À quelques heures des élections municipales prévues les 15 et 22 mars 2026, la fédération France Victimes appelle à un renouveau de la politique locale d’aide aux victimes. L’organisation estime que les communes doivent jouer un rôle plus important dans l’accompagnement des personnes touchées par des infractions, alors que les besoins augmentent et que les moyens restent limités.
Chaque année en France, plus de 4,5 millions de plaintes sont déposées sur l’ensemble du territoire, métropolitain comme ultramarin. Les chiffres témoignent de l’ampleur du phénomène : plus de 160 000 enfants sont victimes d’infractions à caractère sexuel, plus de 270 000 femmes dénoncent des violences au sein du couple, tandis que plus de 210 000 plaintes pour cambriolage et 125 000 vols de véhicules sont recensés chaque année.
Face à ces réalités, près d’un demi-million de victimes sont accompagnées par les associations du réseau France Victimes. Pourtant, selon la fédération, les moyens publics restent faibles : le financement national consacré à l’aide aux victimes représente en moyenne environ 11 euros par victime et par an.
Un maillage local jugé essentiel
Pour France Victimes, l’échelon communal constitue un levier essentiel pour améliorer la prise en charge. Les maires, souvent perçus comme les premiers protecteurs des habitants, disposent en effet de moyens d’action pour structurer une réponse locale : partenariats avec les associations, mobilisation des services municipaux ou encore soutien budgétaire.
Dans les territoires ruraux notamment, la proximité géographique des professionnels de l’aide aux victimes est considérée comme déterminante. Elle permettrait de favoriser la libération de la parole et de garantir un accompagnement accessible, gratuit et humain pour les personnes confrontées à des situations parfois traumatisantes.
La fédération souligne que l’augmentation des besoins fragilise aujourd’hui l’équilibre économique de nombreuses structures associatives. Selon elle, les collectivités locales peuvent contribuer à consolider ce réseau de proximité en soutenant les initiatives locales et en facilitant l’accès aux dispositifs d’accompagnement.

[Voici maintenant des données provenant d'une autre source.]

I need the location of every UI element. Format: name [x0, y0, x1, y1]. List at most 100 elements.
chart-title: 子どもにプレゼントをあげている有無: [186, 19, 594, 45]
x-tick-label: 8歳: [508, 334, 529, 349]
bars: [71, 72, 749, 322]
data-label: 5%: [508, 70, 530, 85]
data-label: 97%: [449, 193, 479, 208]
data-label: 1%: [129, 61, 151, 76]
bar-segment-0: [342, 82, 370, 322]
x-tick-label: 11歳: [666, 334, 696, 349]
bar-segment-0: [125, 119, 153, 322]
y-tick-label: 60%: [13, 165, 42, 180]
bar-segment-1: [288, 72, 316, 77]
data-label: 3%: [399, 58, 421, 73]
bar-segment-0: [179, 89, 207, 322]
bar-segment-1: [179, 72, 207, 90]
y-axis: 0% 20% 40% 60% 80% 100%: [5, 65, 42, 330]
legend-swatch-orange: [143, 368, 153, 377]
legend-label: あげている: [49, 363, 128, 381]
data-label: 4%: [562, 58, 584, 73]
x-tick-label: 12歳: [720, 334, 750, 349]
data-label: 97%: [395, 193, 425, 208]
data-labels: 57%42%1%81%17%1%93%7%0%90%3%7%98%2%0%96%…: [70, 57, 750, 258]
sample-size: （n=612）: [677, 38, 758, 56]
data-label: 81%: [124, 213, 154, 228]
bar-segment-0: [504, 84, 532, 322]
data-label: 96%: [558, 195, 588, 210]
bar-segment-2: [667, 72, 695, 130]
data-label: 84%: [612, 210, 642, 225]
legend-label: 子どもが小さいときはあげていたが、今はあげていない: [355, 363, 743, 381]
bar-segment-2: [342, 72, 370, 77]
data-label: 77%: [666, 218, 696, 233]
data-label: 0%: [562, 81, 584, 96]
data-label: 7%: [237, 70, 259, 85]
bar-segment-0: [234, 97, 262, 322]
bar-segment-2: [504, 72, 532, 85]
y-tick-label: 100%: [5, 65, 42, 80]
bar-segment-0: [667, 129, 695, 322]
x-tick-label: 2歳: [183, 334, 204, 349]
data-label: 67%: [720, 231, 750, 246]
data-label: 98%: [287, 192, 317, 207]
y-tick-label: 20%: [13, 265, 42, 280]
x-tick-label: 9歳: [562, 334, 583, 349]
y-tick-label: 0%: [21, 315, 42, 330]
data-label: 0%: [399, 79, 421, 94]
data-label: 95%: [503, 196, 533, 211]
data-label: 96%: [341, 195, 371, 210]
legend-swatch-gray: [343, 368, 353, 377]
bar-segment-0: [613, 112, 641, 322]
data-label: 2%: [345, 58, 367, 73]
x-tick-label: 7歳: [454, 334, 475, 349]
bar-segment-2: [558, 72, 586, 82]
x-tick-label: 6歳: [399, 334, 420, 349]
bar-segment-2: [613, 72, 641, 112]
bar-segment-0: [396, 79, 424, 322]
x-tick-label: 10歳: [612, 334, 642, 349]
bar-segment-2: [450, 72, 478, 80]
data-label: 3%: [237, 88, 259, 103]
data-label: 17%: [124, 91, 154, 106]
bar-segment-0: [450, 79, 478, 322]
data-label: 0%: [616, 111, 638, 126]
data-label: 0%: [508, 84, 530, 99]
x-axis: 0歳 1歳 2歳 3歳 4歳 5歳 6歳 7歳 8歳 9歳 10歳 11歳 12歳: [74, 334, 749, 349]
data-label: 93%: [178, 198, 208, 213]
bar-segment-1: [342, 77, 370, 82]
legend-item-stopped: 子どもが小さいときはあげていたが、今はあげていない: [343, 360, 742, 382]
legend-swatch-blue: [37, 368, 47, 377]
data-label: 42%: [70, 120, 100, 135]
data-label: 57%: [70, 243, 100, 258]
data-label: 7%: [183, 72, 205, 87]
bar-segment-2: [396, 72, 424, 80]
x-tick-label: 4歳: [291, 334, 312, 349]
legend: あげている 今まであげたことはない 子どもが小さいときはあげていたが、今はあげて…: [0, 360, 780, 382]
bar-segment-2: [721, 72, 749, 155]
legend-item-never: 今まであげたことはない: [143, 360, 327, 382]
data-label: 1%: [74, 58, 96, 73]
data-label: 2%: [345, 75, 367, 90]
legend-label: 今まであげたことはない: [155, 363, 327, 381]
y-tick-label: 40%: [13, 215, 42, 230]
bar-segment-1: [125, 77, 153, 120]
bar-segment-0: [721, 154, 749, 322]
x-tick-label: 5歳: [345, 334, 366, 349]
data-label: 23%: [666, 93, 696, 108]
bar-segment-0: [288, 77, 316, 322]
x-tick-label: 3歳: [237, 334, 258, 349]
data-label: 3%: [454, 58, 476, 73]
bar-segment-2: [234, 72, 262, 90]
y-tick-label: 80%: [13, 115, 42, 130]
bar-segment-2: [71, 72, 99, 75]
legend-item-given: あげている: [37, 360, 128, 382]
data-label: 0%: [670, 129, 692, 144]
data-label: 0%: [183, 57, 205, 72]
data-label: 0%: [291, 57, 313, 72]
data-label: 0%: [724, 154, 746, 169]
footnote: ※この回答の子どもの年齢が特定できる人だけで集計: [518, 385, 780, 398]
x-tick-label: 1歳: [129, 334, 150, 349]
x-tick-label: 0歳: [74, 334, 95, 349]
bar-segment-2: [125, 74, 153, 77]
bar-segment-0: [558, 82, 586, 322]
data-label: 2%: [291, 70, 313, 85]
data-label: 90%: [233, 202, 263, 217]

Des partenariats renforcés entre communes et associations
Dans ce contexte électoral, France Victimes appelle les futurs élus municipaux à inscrire l’aide aux victimes parmi les priorités de leur mandat. L’organisation plaide notamment pour la mise en place de partenariats renforcés entre les municipalités et les associations spécialisées.
Plusieurs pistes sont avancées : l’organisation de permanences dans les centres communaux d’action sociale ou les postes de police municipale, des actions de sensibilisation destinées aux agents municipaux pour mieux détecter et orienter les victimes, ou encore un soutien financier permettant aux associations de proposer un accompagnement pluridisciplinaire.
Ces structures assurent en effet des missions variées : accueil et écoute des victimes, information sur leurs droits, accompagnement juridique, psychologique et social, souvent en lien avec les juridictions et les services de l’État.
Un réseau associatif présent sur tout le territoire
La fédération France Victimes regroupe aujourd’hui 130 associations locales réparties sur l’ensemble du territoire. Au total, plus de 1 700 lieux d’accueil permettent d’assurer un accompagnement de proximité, mobilisant des professionnels formés à la prise en charge des victimes.
Les situations traitées concernent principalement les violences conjugales et intrafamiliales, les atteintes volontaires à la personne, les atteintes aux biens ou encore les accidents de la circulation.
Pour Jérôme Moreau, vice-président et porte-parole de la fédération, les collectivités locales ont un rôle clé à jouer dans ce dispositif :
« L’aide aux victimes repose sur un réseau associatif de proximité indispensable. Aujourd’hui, les besoins augmentent plus vite que les moyens. Les maires ont un rôle déterminant à jouer : en soutenant les associations d’aide aux victimes, ils font de leur commune un territoire plus protecteur et plus solidaire des personnes victimes en garantissant un accès effectif aux droits. »
À l’approche du scrutin municipal, France Victimes appelle donc à une mobilisation conjointe de l’État et des collectivités territoriales afin de consolider ce maillage territorial et d’assurer un accompagnement plus efficace des victimes sur l’ensemble du territoire.